Um dos momentos, digamos, Cynara & Cibele, na adolescência. Era uma cantoria só
Bel e eu sempre gostamos muito de cantar. Houve um tempo – felizmente breve, pois delirante – em que cantávamos em dueto tentando emular a afinação incomparável de Cynara & Cybele, as sabiás da MPB.

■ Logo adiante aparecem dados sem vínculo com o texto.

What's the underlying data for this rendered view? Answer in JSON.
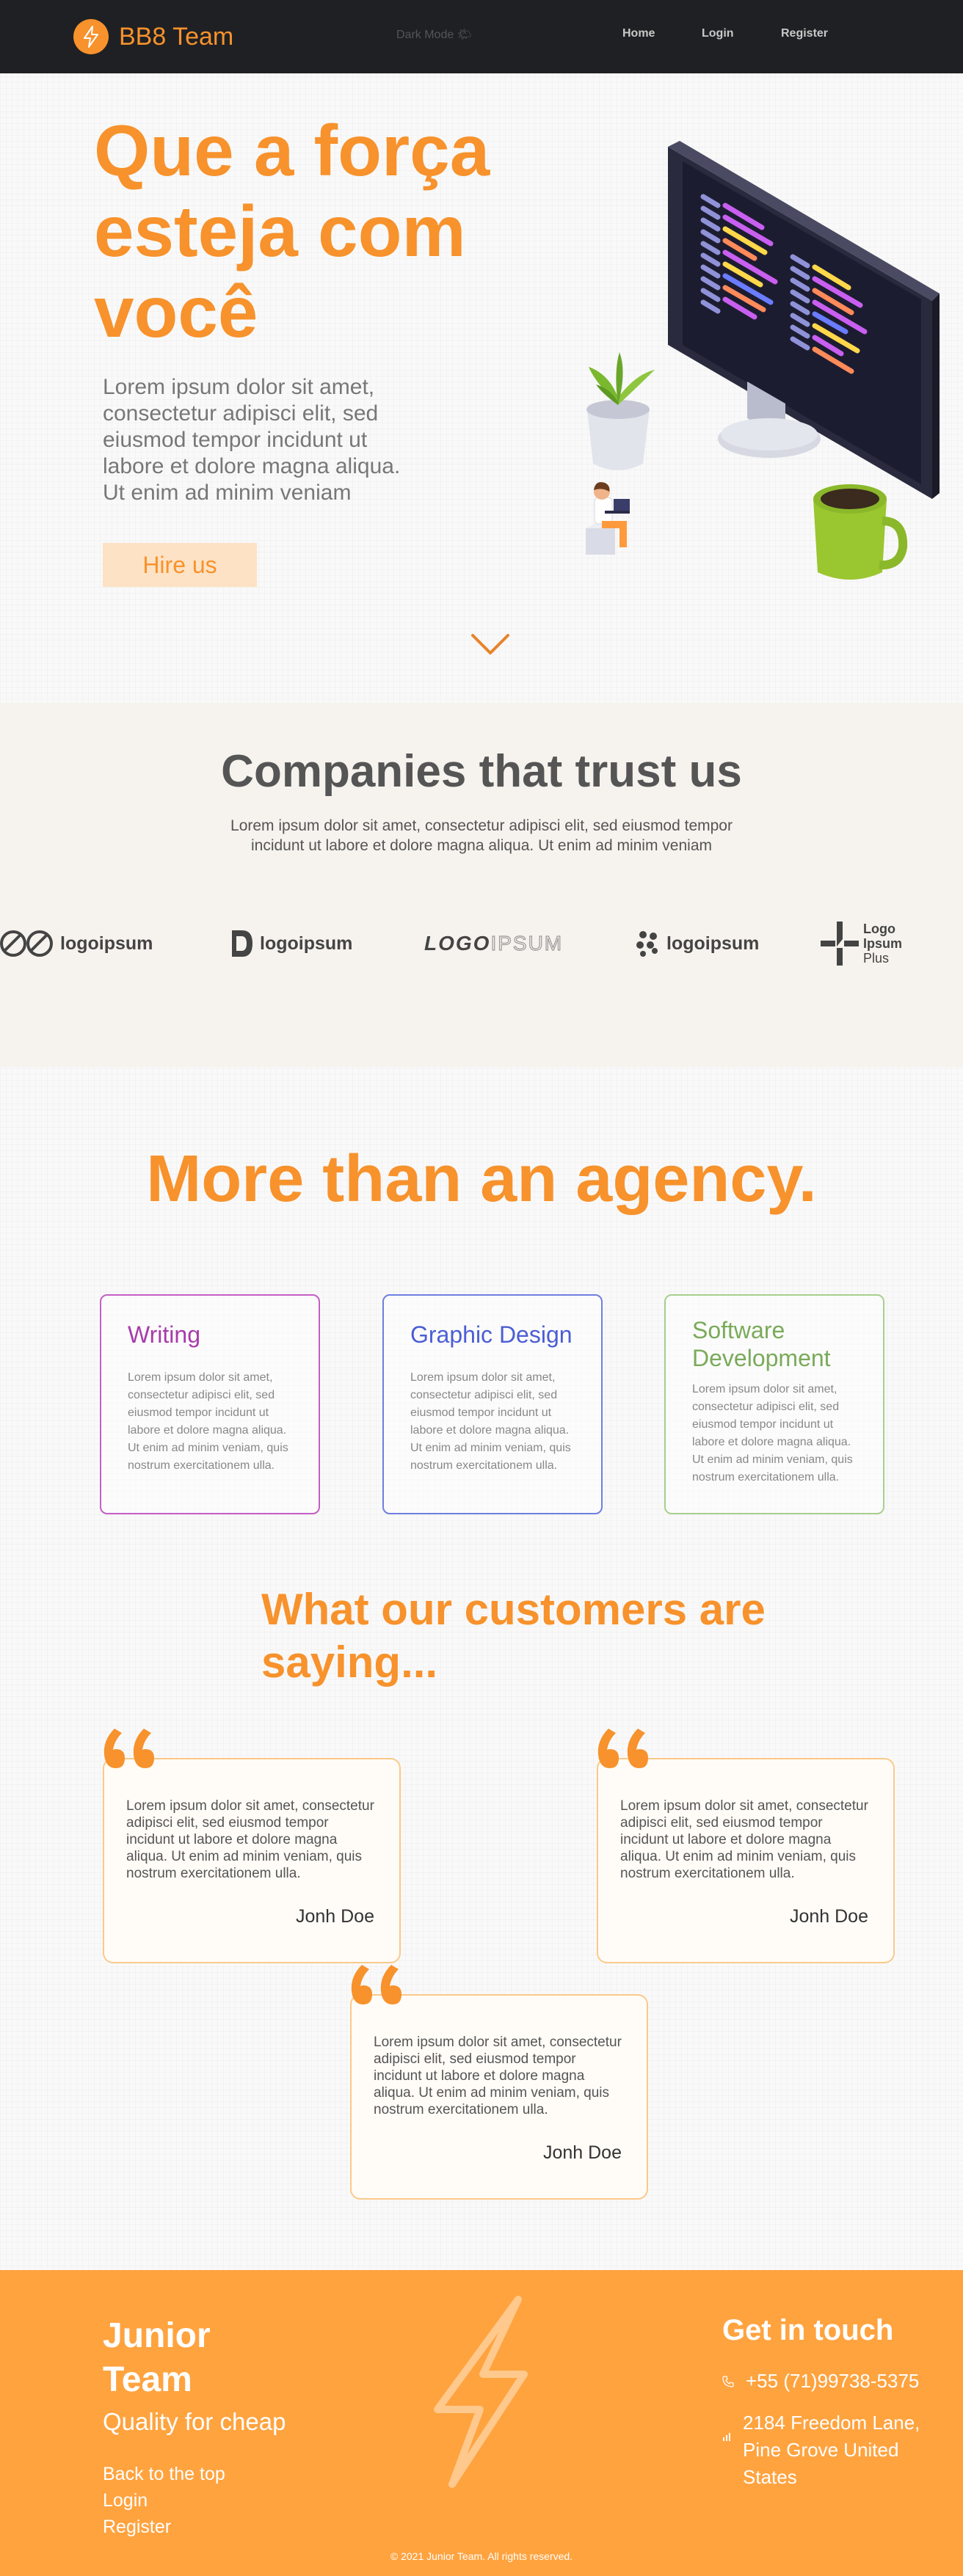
{
  "nav": {
    "brand": "BB8 Team",
    "dark_mode": "Dark Mode 🌤",
    "links": [
      "Home",
      "Login",
      "Register"
    ]
  },
  "hero": {
    "title": "Que a força esteja com você",
    "text": "Lorem ipsum dolor sit amet, consectetur adipisci elit, sed eiusmod tempor incidunt ut labore et dolore magna aliqua. Ut enim ad minim veniam",
    "cta": "Hire us"
  },
  "companies": {
    "title": "Companies that trust us",
    "text": "Lorem ipsum dolor sit amet, consectetur adipisci elit, sed eiusmod tempor incidunt ut labore et dolore magna aliqua. Ut enim ad minim veniam",
    "logos": [
      "logoipsum",
      "logoipsum",
      "LOGO",
      "IPSUM",
      "logoipsum",
      "Logo",
      "Ipsum",
      "Plus"
    ]
  },
  "agency": {
    "title": "More than an agency.",
    "cards": [
      {
        "title": "Writing",
        "text": "Lorem ipsum dolor sit amet, consectetur adipisci elit, sed eiusmod tempor incidunt ut labore et dolore magna aliqua. Ut enim ad minim veniam, quis nostrum exercitationem ulla.",
        "color": "#a73caa"
      },
      {
        "title": "Graphic Design",
        "text": "Lorem ipsum dolor sit amet, consectetur adipisci elit, sed eiusmod tempor incidunt ut labore et dolore magna aliqua. Ut enim ad minim veniam, quis nostrum exercitationem ulla.",
        "color": "#4b5ed4"
      },
      {
        "title": "Software Development",
        "text": "Lorem ipsum dolor sit amet, consectetur adipisci elit, sed eiusmod tempor incidunt ut labore et dolore magna aliqua. Ut enim ad minim veniam, quis nostrum exercitationem ulla.",
        "color": "#7aaa5a"
      }
    ]
  },
  "testimonials": {
    "title": "What our customers are saying...",
    "items": [
      {
        "text": "Lorem ipsum dolor sit amet, consectetur adipisci elit, sed eiusmod tempor incidunt ut labore et dolore magna aliqua. Ut enim ad minim veniam, quis nostrum exercitationem ulla.",
        "author": "Jonh Doe"
      },
      {
        "text": "Lorem ipsum dolor sit amet, consectetur adipisci elit, sed eiusmod tempor incidunt ut labore et dolore magna aliqua. Ut enim ad minim veniam, quis nostrum exercitationem ulla.",
        "author": "Jonh Doe"
      },
      {
        "text": "Lorem ipsum dolor sit amet, consectetur adipisci elit, sed eiusmod tempor incidunt ut labore et dolore magna aliqua. Ut enim ad minim veniam, quis nostrum exercitationem ulla.",
        "author": "Jonh Doe"
      }
    ]
  },
  "footer": {
    "title": "Junior Team",
    "subtitle": "Quality for cheap",
    "links": [
      "Back to the top",
      "Login",
      "Register"
    ],
    "contact_title": "Get in touch",
    "phone": "+55 (71)99738-5375",
    "address": "2184 Freedom Lane, Pine Grove United States",
    "copyright": "© 2021 Junior Team. All rights reserved."
  },
  "colors": {
    "accent": "#f7922c",
    "nav_bg": "#1f2023",
    "footer_bg": "#ffa33f"
  }
}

A Bel sempre adorou assuntos esotéricos e houve uma época em que se metia a botar tarô. Recém-viúva, eu ouvia dela, diante do baralho cigano: “Vai aparecer um homem na sua vida. Mas parece aqui ser um jovem imaturo.” Morria de rir e até hoje, quando lembro dessa época, rio sozinha. Ou com meu irmão de vida Chicô Gouvêa, outra vítima do baralho cigano da mana esotérica.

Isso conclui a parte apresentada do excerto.